Introducing Infant Massage
Human touch is one of the earliest senses to develop and one of the first ways a parent communicates with baby. If you think about how a hug or a pat on the back has the potential to make us feel deeply, then it is not hard to understand how a soothing touch can have a profound effect on babies and their parents and caregivers. It’s no wonder that infant massage has been practiced around the world for centuries.

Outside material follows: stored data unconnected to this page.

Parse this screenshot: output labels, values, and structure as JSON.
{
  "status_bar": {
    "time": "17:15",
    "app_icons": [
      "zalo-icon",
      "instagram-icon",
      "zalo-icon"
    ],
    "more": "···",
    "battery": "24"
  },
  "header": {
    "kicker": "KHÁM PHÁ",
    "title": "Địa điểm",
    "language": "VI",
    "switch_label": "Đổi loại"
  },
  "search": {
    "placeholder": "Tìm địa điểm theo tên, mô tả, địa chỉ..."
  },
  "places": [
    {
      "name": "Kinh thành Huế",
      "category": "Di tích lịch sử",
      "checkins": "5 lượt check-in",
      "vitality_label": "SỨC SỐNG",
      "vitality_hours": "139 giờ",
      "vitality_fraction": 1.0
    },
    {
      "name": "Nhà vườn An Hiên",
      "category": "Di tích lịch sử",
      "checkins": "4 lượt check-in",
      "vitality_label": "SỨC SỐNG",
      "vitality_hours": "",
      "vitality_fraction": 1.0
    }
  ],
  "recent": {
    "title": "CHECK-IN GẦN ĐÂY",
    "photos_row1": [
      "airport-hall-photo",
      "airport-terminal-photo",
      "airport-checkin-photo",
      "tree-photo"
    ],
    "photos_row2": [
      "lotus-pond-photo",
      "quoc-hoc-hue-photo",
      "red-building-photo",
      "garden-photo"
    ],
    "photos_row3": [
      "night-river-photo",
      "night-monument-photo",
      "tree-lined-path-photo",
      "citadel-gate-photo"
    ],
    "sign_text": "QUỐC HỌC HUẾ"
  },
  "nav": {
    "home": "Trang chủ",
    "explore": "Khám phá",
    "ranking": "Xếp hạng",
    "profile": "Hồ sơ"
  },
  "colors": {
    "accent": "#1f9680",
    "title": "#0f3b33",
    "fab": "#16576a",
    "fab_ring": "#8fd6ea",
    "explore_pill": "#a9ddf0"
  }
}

Benefits of Infant Massage
According to the Touch Research Institute at the University of Miami, soothing strokes relax baby, release stress, and increase the bond between baby and adult. The special time between parents and babies spent in massage can make a parent feel better. What’s more, infant massage has proven benefits for preterm and special needs babies. Massage can help digestion, relieve colic, boost immune activity, and improve the baby’s ability to fall asleep.
Many experts agree that taking a class on infant massage from a certified, trained instructor is the best way to learn, but “Getting started can be as easy as using long strokes on your baby’s arms and legs when you are bathing them or putting on lotion,” according to Carolyn Guenther Malloy, LMT and CIMI. Guenther says, “The basic techniques of infant massage are firm but gentle strokes that help to promote calming and nurturing for the baby and parent. Strokes away from the body [Indian Style massage] promote calming and relaxation. Strokes towards the body or heart [Swedish style massage] help promote stimulation of the muscles. A good infant massage routine will offer a variety of different types of strokes and last approximately 15-20 minutes.” When massaging, feel free to use soap, baby lotion, or a non-toxic oil such as almond, to reduce friction. In addition, sing, talk to baby, or play calm music while you massage.